Dieters may not need as much willpower as they think, if they make simple changes in their surroundings that can result in eating healthier without a second thought, said a consumer psychologist at the American Psychological Association's 119th Annual Convention.
"Our homes are filled with hidden eating traps," said Brian Wansink, PhD, who presented his findings and strategies for a healthier lifestyle in a plenary address entitled "Modifying the Food Environment: From Mindless Eating to Mindlessly Eating Better."
"Most of us have too much chaos going on in our lives to consciously focus on every bite we eat, and then ask ourselves if we're full. The secret is to change your environment so it works for you rather than against you," Wansink said
Wansink identified several myths about eating behaviors as a way to explain why Americans, on average, have been getting fatter. "People don't think that something as simple as the size of a bowl would influence how much an informed person eats," he said.
However, several studies show exactly that, including Wansink's study of 168 moviegoers, who ate either fresh or stale popcorn from different size containers. People ate 45 percent more fresh popcorn from extra-large containers than large ones and the people who were eating stale popcorn ate 34 percent more from the extra-large buckets than people eating fresh popcorn, according to the study.
They just don't realize they're doing it," said Wansink.

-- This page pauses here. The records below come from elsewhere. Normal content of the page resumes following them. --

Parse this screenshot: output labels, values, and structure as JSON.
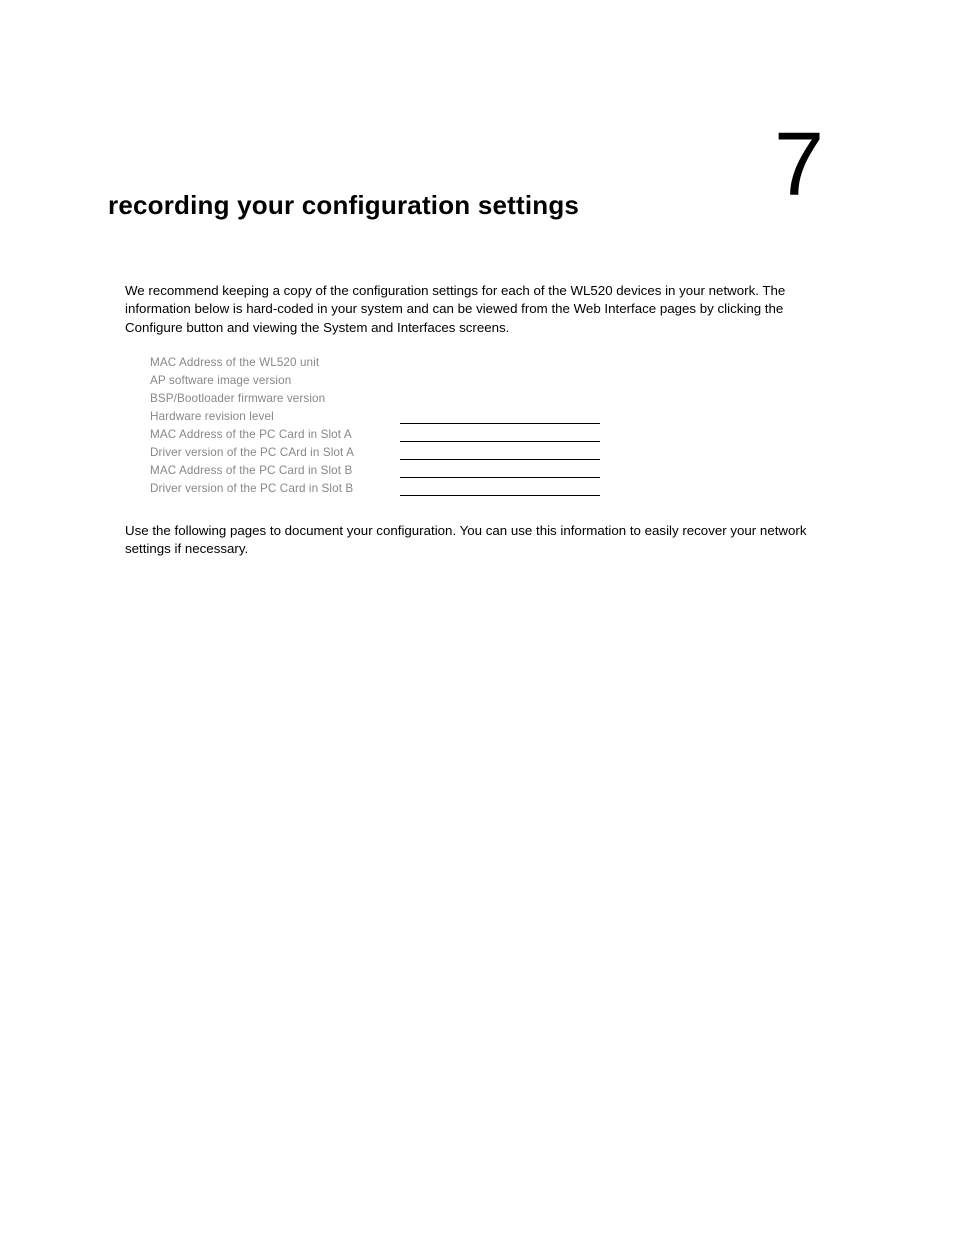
{
  "chapter_number": "7",
  "title": "recording your configuration settings",
  "intro": "We recommend keeping a copy of the configuration settings for each of the WL520 devices in your network. The information below is hard-coded in your system and can be viewed from the Web Interface pages by clicking the Configure button and viewing the System and Interfaces screens.",
  "rows": [
    {
      "label": "MAC Address of the WL520 unit",
      "has_line": false
    },
    {
      "label": "AP software image version",
      "has_line": false
    },
    {
      "label": "BSP/Bootloader firmware version",
      "has_line": false
    },
    {
      "label": "Hardware revision level",
      "has_line": true
    },
    {
      "label": "MAC Address of the PC Card in Slot A",
      "has_line": true
    },
    {
      "label": "Driver version of the PC CArd in Slot A",
      "has_line": true
    },
    {
      "label": "MAC Address of the PC Card in Slot B",
      "has_line": true
    },
    {
      "label": "Driver version of the PC Card in Slot B",
      "has_line": true
    }
  ],
  "followup": "Use the following pages to document your configuration.  You can use this information to easily recover your network settings if necessary."
}
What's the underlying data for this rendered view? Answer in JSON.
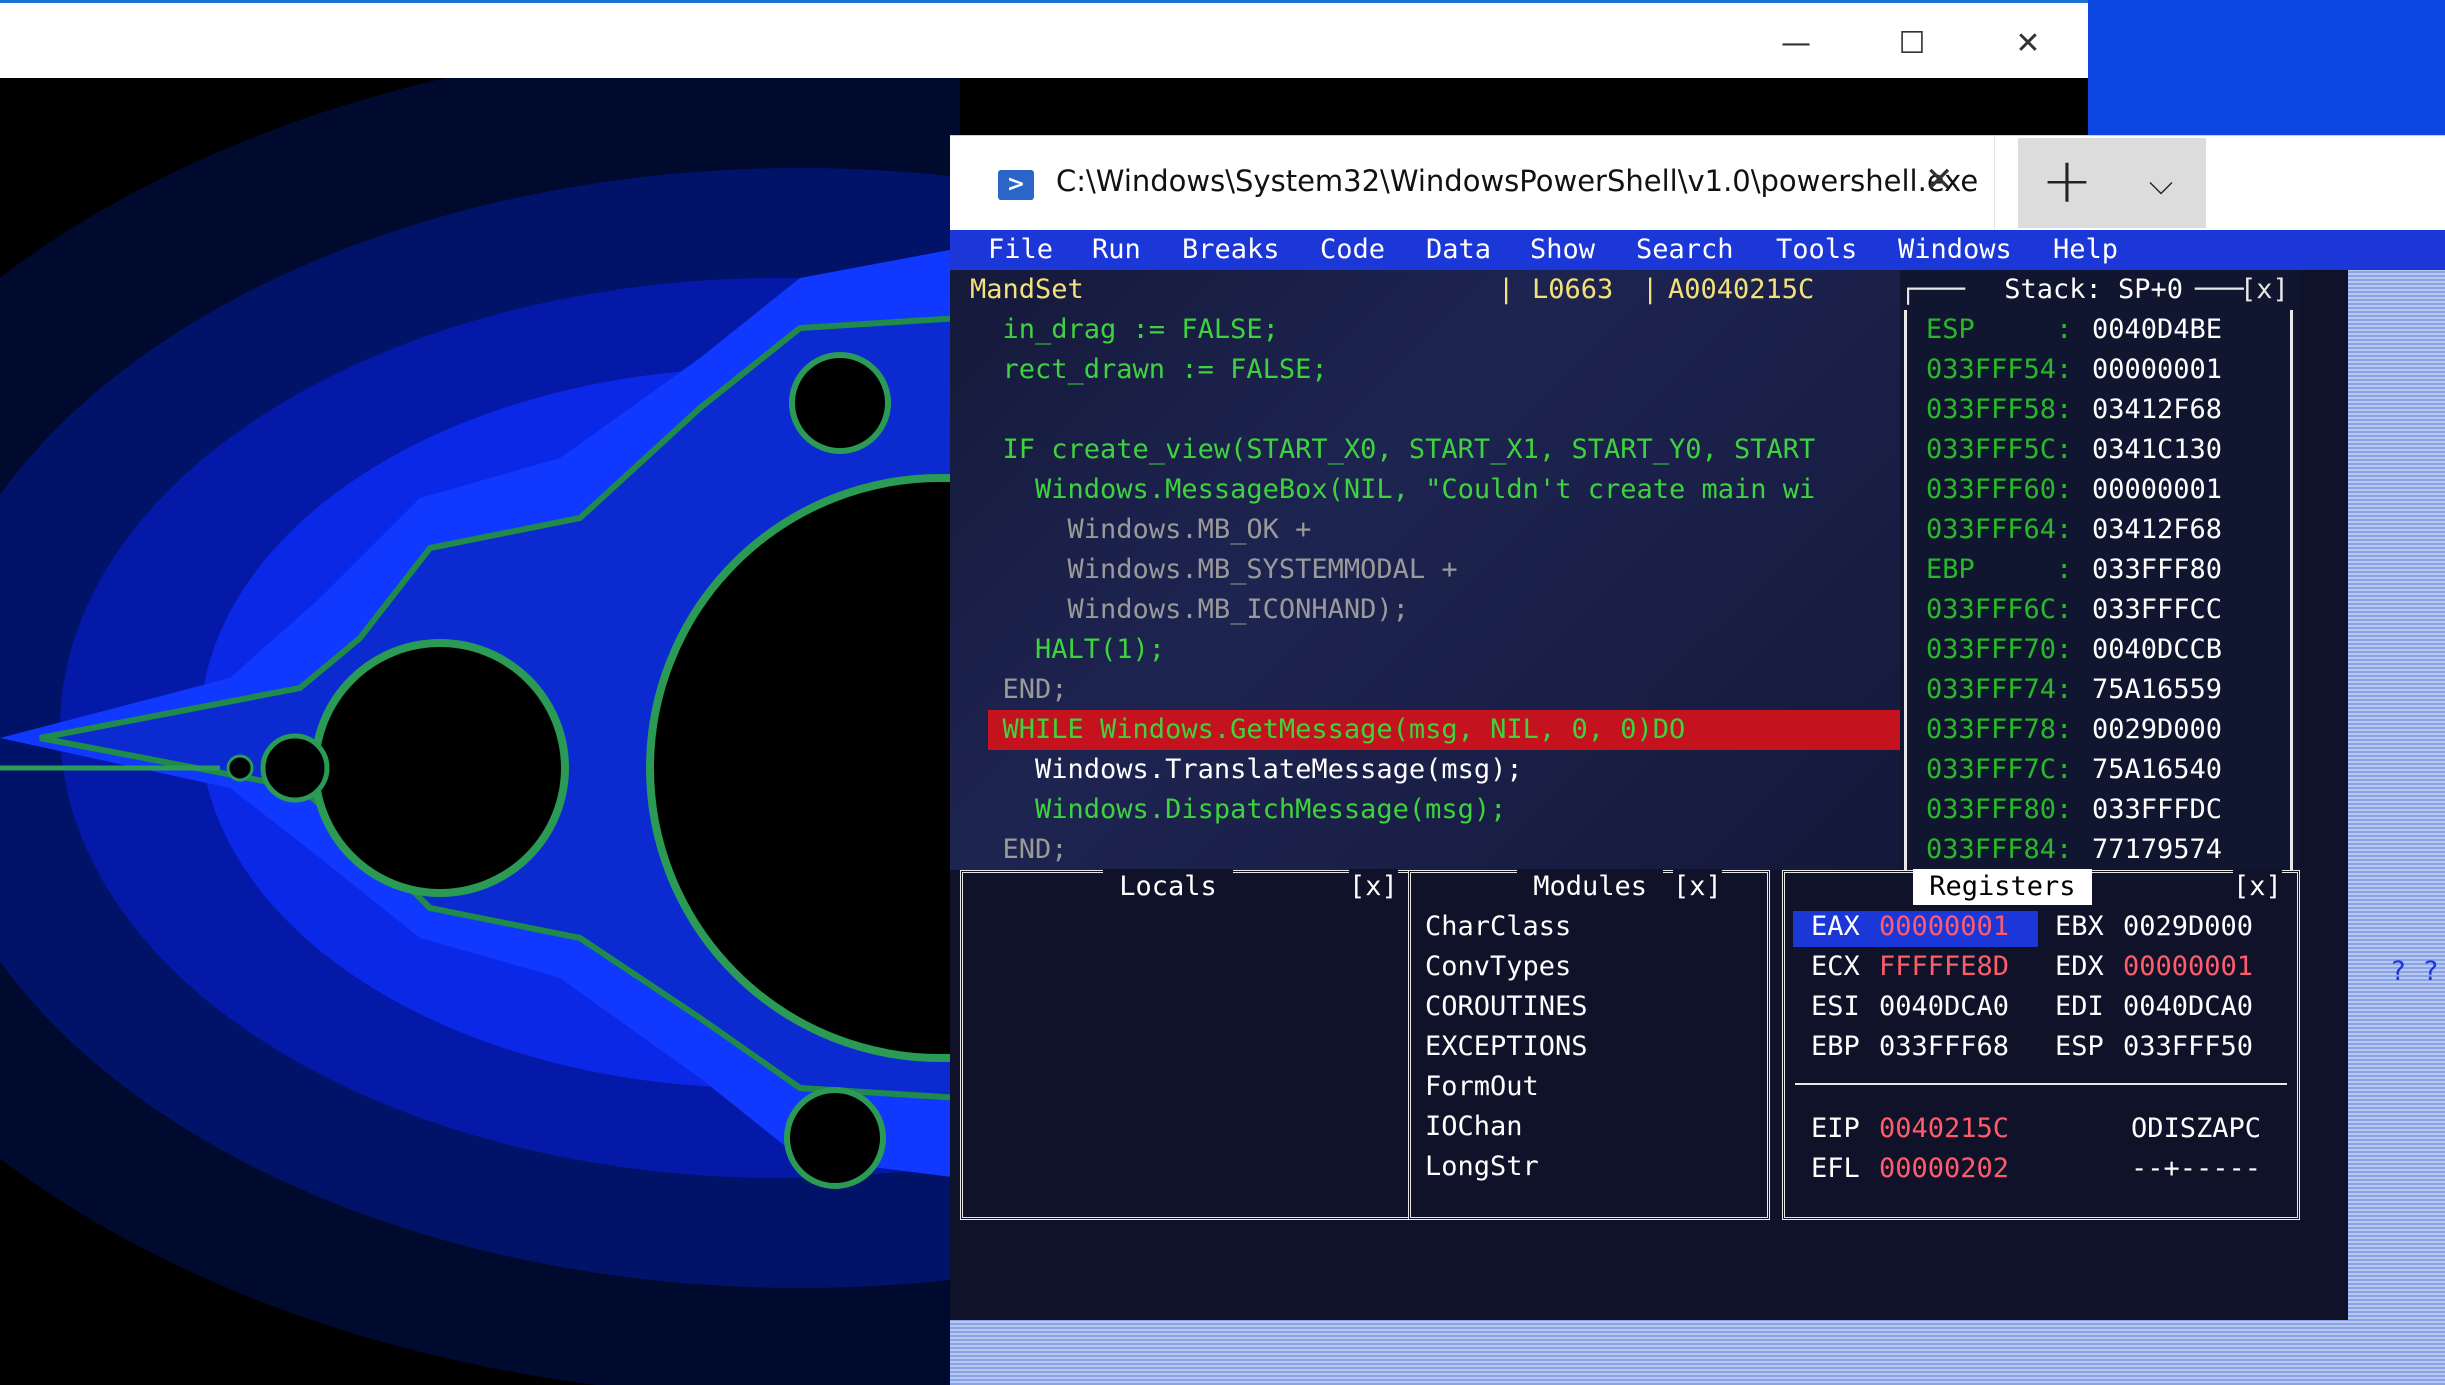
{
  "host_window": {
    "minimize_glyph": "—",
    "maximize_glyph": "☐",
    "close_glyph": "✕"
  },
  "terminal": {
    "tab_title": "C:\\Windows\\System32\\WindowsPowerShell\\v1.0\\powershell.exe",
    "tab_close_glyph": "✕",
    "new_tab_glyph": "+",
    "dropdown_glyph": "⌵"
  },
  "menu": [
    "File",
    "Run",
    "Breaks",
    "Code",
    "Data",
    "Show",
    "Search",
    "Tools",
    "Windows",
    "Help"
  ],
  "code": {
    "module": "MandSet",
    "line": "L0663",
    "address": "A0040215C",
    "lines": [
      {
        "text": "  in_drag := FALSE;",
        "color": "#3ed33e"
      },
      {
        "text": "  rect_drawn := FALSE;",
        "color": "#3ed33e"
      },
      {
        "text": "",
        "color": "#3ed33e"
      },
      {
        "text": "  IF create_view(START_X0, START_X1, START_Y0, START",
        "color": "#3ed33e"
      },
      {
        "text": "    Windows.MessageBox(NIL, \"Couldn't create main wi",
        "color": "#3ed33e"
      },
      {
        "text": "      Windows.MB_OK +",
        "color": "#9a9a9a"
      },
      {
        "text": "      Windows.MB_SYSTEMMODAL +",
        "color": "#9a9a9a"
      },
      {
        "text": "      Windows.MB_ICONHAND);",
        "color": "#9a9a9a"
      },
      {
        "text": "    HALT(1);",
        "color": "#3ed33e"
      },
      {
        "text": "  END;",
        "color": "#9a9a9a"
      },
      {
        "text": "  WHILE Windows.GetMessage(msg, NIL, 0, 0)DO",
        "color": "#3ed33e"
      },
      {
        "text": "    Windows.TranslateMessage(msg);",
        "color": "#ffffff"
      },
      {
        "text": "    Windows.DispatchMessage(msg);",
        "color": "#3ed33e"
      },
      {
        "text": "  END;",
        "color": "#9a9a9a"
      }
    ]
  },
  "stack": {
    "title": " Stack: SP+0 ",
    "close": "[x]",
    "rows": [
      {
        "addr": "ESP     :",
        "val": "0040D4BE"
      },
      {
        "addr": "033FFF54:",
        "val": "00000001"
      },
      {
        "addr": "033FFF58:",
        "val": "03412F68"
      },
      {
        "addr": "033FFF5C:",
        "val": "0341C130"
      },
      {
        "addr": "033FFF60:",
        "val": "00000001"
      },
      {
        "addr": "033FFF64:",
        "val": "03412F68"
      },
      {
        "addr": "EBP     :",
        "val": "033FFF80"
      },
      {
        "addr": "033FFF6C:",
        "val": "033FFFCC"
      },
      {
        "addr": "033FFF70:",
        "val": "0040DCCB"
      },
      {
        "addr": "033FFF74:",
        "val": "75A16559"
      },
      {
        "addr": "033FFF78:",
        "val": "0029D000"
      },
      {
        "addr": "033FFF7C:",
        "val": "75A16540"
      },
      {
        "addr": "033FFF80:",
        "val": "033FFFDC"
      },
      {
        "addr": "033FFF84:",
        "val": "77179574"
      }
    ]
  },
  "locals": {
    "title": " Locals ",
    "close": "[x]"
  },
  "modules": {
    "title": " Modules ",
    "close": "[x]",
    "items": [
      "CharClass",
      "ConvTypes",
      "COROUTINES",
      "EXCEPTIONS",
      "FormOut",
      "IOChan",
      "LongStr"
    ]
  },
  "registers": {
    "title": " Registers ",
    "close": "[x]",
    "rows": [
      {
        "n1": "EAX",
        "v1": "00000001",
        "c1": "#ff5b6b",
        "n2": "EBX",
        "v2": "0029D000",
        "c2": "#ffffff"
      },
      {
        "n1": "ECX",
        "v1": "FFFFFE8D",
        "c1": "#ff5b6b",
        "n2": "EDX",
        "v2": "00000001",
        "c2": "#ff5b6b"
      },
      {
        "n1": "ESI",
        "v1": "0040DCA0",
        "c1": "#ffffff",
        "n2": "EDI",
        "v2": "0040DCA0",
        "c2": "#ffffff"
      },
      {
        "n1": "EBP",
        "v1": "033FFF68",
        "c1": "#ffffff",
        "n2": "ESP",
        "v2": "033FFF50",
        "c2": "#ffffff"
      }
    ],
    "eip_label": "EIP",
    "eip": "0040215C",
    "flags_label": "ODISZAPC",
    "efl_label": "EFL",
    "efl": "00000202",
    "flags": "--+-----"
  },
  "colors": {
    "code_green": "#3ed33e",
    "stack_addr_green": "#29b829",
    "highlight_red": "#c4121f",
    "menubar_blue": "#1b37d8",
    "register_selected": "#1b37d8",
    "header_yellow": "#f3e27a"
  },
  "stray_glyphs": "? ?"
}
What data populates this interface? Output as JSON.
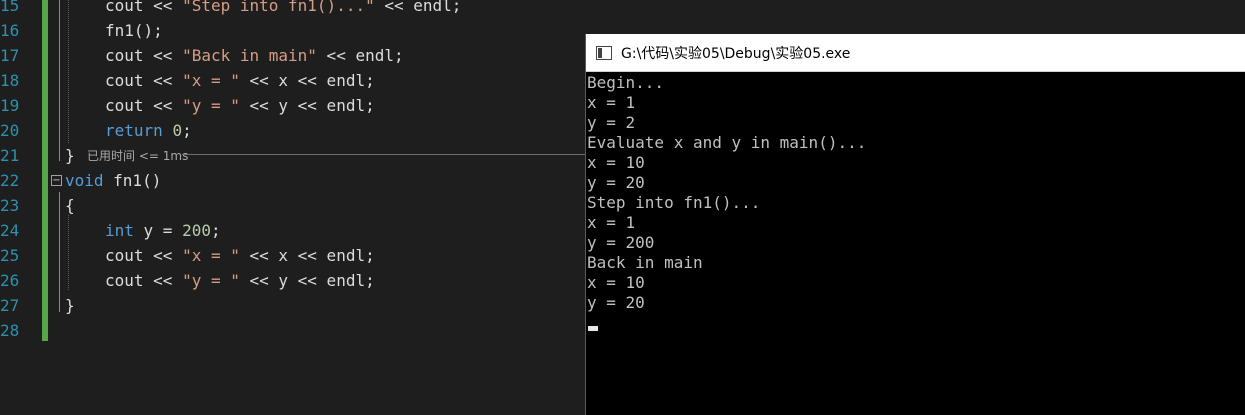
{
  "editor": {
    "line_numbers": [
      "15",
      "16",
      "17",
      "18",
      "19",
      "20",
      "21",
      "22",
      "23",
      "24",
      "25",
      "26",
      "27",
      "28"
    ],
    "code": {
      "l15": {
        "a": "cout << ",
        "s": "\"Step into fn1()...\"",
        "b": " << endl;"
      },
      "l16": {
        "a": "fn1();"
      },
      "l17": {
        "a": "cout << ",
        "s": "\"Back in main\"",
        "b": " << endl;"
      },
      "l18": {
        "a": "cout << ",
        "s": "\"x = \"",
        "b": " << x << endl;"
      },
      "l19": {
        "a": "cout << ",
        "s": "\"y = \"",
        "b": " << y << endl;"
      },
      "l20": {
        "kw": "return",
        "sp": " ",
        "n": "0",
        "b": ";"
      },
      "l21": {
        "brace": "}"
      },
      "l22": {
        "kw": "void",
        "b": " fn1()"
      },
      "l23": {
        "brace": "{"
      },
      "l24": {
        "kw": "int",
        "a": " y = ",
        "n": "200",
        "b": ";"
      },
      "l25": {
        "a": "cout << ",
        "s": "\"x = \"",
        "b": " << x << endl;"
      },
      "l26": {
        "a": "cout << ",
        "s": "\"y = \"",
        "b": " << y << endl;"
      },
      "l27": {
        "brace": "}"
      }
    },
    "perf_hint": "已用时间 <= 1ms",
    "collapse_glyph": "−"
  },
  "console": {
    "title": "G:\\代码\\实验05\\Debug\\实验05.exe",
    "lines": [
      "Begin...",
      "x = 1",
      "y = 2",
      "Evaluate x and y in main()...",
      "x = 10",
      "y = 20",
      "Step into fn1()...",
      "x = 1",
      "y = 200",
      "Back in main",
      "x = 10",
      "y = 20"
    ]
  }
}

This strategy also applies to what we drink. His research found that people pour about 37 percent more liquid in short, wide glasses than in tall, skinny ones of the same volume.
Even a kid's cereal bowl can be a trap, according to Wansink. One study showed children of different weights who were given a 16 ounce bowl were more likely to serve themselves twice as much cereal than children given an 8 ounce bowl.
Another myth, according to Wansink, is that people know when they are full and stop before they overeat. His Food and Brand Lab at Cornell University tested this by designing a "bottomless bowl." They brought in 60 people for a free lunch and gave 22 ounce bowls of soup to half, while the other half unknowingly got 22 ounce bowls that were pressure-fed under the table and slowly refilled. The results: people with bottomless bowls ate 73 percent more than those with normal bowls, yet when asked, they didn't realize they had eaten more. "The lesson is, don't rely on your stomach to tell you when you're full. It can lie," Wansink said.
Simply being aware of such findings can help people make healthier choices, especially those who are already trying to eat healthier foods, according to Wansink. One of his studies showed that people lost up to two pounds a month after making several simple changes in their environment, including:
- eating off salad plates instead of large dinner plates.
- keeping unhealthy foods out of immediate line of sight and moving healthier foods to eye-level in the cupboard and refrigerator.
- eating in the kitchen or dining room, not in front of the television.
"These simple strategies are far more likely to succeed than willpower alone. It's easier to change your environment than to change your mind," Wansink concluded.